Congrats on the pick-up!


----------



## Genin (Feb 4, 2003)

that's great. how large is your new RBP?


----------



## spec-v (Feb 27, 2005)

congrats enjoy your new fish


----------



## oojit (Feb 24, 2005)

Whta size tank you got it in now?


----------



## sadboy (Jan 6, 2005)

your excited over a RBP?

j/k









How big is it?


----------



## taylorhedrich (Mar 2, 2005)

Congrats with the red belly. How big is he and what size tank do you have him in? Are you planning on keeping him solitary his whole life?
~Taylor~


----------



## girlsruleyo (Jun 16, 2005)

The two incher is currently in a 30 gallon tank. I would like to get him two other friends and put em in a 75.


----------



## taylorhedrich (Mar 2, 2005)

girlsruleyo said:


> The two incher is currently in a 30 gallon tank. I would like to get him two other friends and put em in a 75.
> [snapback]1073366[/snapback]​


Sounds like a good plan!!


----------



## waspride (Jun 13, 2004)

congrats and welcome.


----------



## sadboy (Jan 6, 2005)

girlsruleyo said:


> The two incher is currently in a 30 gallon tank. I would like to get him two other friends and put em in a 75.
> [snapback]1073366[/snapback]​


Bigger is better







If you know what I mean


----------



## piranha98 (Jun 15, 2005)

red bellies r my favorite wat size tank and how big is it


----------



## taylorhedrich (Mar 2, 2005)

piranha98 said:


> red bellies r my favorite wat size tank and how big is it
> [snapback]1073545[/snapback]​


He is a 2 incher and in a 30 gallon tank.

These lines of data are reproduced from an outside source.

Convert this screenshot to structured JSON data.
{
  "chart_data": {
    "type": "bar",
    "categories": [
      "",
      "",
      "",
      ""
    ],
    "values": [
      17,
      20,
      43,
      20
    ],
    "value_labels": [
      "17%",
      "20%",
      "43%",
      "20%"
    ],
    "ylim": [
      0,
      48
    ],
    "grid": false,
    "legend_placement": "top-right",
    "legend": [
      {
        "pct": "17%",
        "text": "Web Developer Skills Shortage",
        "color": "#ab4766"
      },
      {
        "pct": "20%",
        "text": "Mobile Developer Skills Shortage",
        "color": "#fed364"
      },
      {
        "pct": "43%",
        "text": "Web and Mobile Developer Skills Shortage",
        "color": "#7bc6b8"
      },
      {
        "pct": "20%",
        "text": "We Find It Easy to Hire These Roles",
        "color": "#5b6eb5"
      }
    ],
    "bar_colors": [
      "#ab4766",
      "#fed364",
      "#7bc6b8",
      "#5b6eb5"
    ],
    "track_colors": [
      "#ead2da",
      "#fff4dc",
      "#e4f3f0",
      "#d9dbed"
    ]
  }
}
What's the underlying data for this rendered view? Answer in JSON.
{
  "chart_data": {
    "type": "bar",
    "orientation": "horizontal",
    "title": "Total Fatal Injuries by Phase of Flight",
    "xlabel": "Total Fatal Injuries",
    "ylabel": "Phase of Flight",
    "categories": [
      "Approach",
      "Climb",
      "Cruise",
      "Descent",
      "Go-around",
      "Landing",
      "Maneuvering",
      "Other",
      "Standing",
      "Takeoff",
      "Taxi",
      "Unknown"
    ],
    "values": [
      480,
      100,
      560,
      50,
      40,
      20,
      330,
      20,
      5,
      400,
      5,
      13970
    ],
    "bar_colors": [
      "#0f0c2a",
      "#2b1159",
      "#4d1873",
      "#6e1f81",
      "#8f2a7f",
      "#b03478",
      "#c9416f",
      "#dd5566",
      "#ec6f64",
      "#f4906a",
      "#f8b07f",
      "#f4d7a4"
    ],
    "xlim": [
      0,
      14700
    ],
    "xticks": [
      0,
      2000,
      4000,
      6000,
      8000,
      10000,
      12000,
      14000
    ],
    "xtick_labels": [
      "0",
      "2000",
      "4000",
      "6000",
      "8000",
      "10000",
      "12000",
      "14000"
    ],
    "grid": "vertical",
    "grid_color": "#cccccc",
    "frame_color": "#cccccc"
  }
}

You seriously need to read everything before you post.








~Taylor~


----------



## dptrackstardp (Dec 28, 2004)

:welcome:


----------



## PuffPiff (May 23, 2005)

congradulations, sweet pickup


----------



## Azeral (Dec 28, 2004)

Congrats man


----------



## dynasty691 (Jun 15, 2005)

congrats


----------



## piranha98 (Jun 15, 2005)

sounds sweet


----------



## Piranha_man (Jan 29, 2005)

taylorhedrich said:


> girlsruleyo said:
> 
> 
> > The two incher is currently in a 30 gallon tank. I would like to get him two other friends and put em in a 75.
> ...


Yep, sounds like you're on the right track.









Welcome!


----------



## Piranha King (Nov 28, 2002)

welcome and congrats on the p.
wes


----------



## Slim (Jan 9, 2005)

Congrats on the P you stud.


----------



## NegativeCamber (Nov 29, 2004)

post some pics!!


----------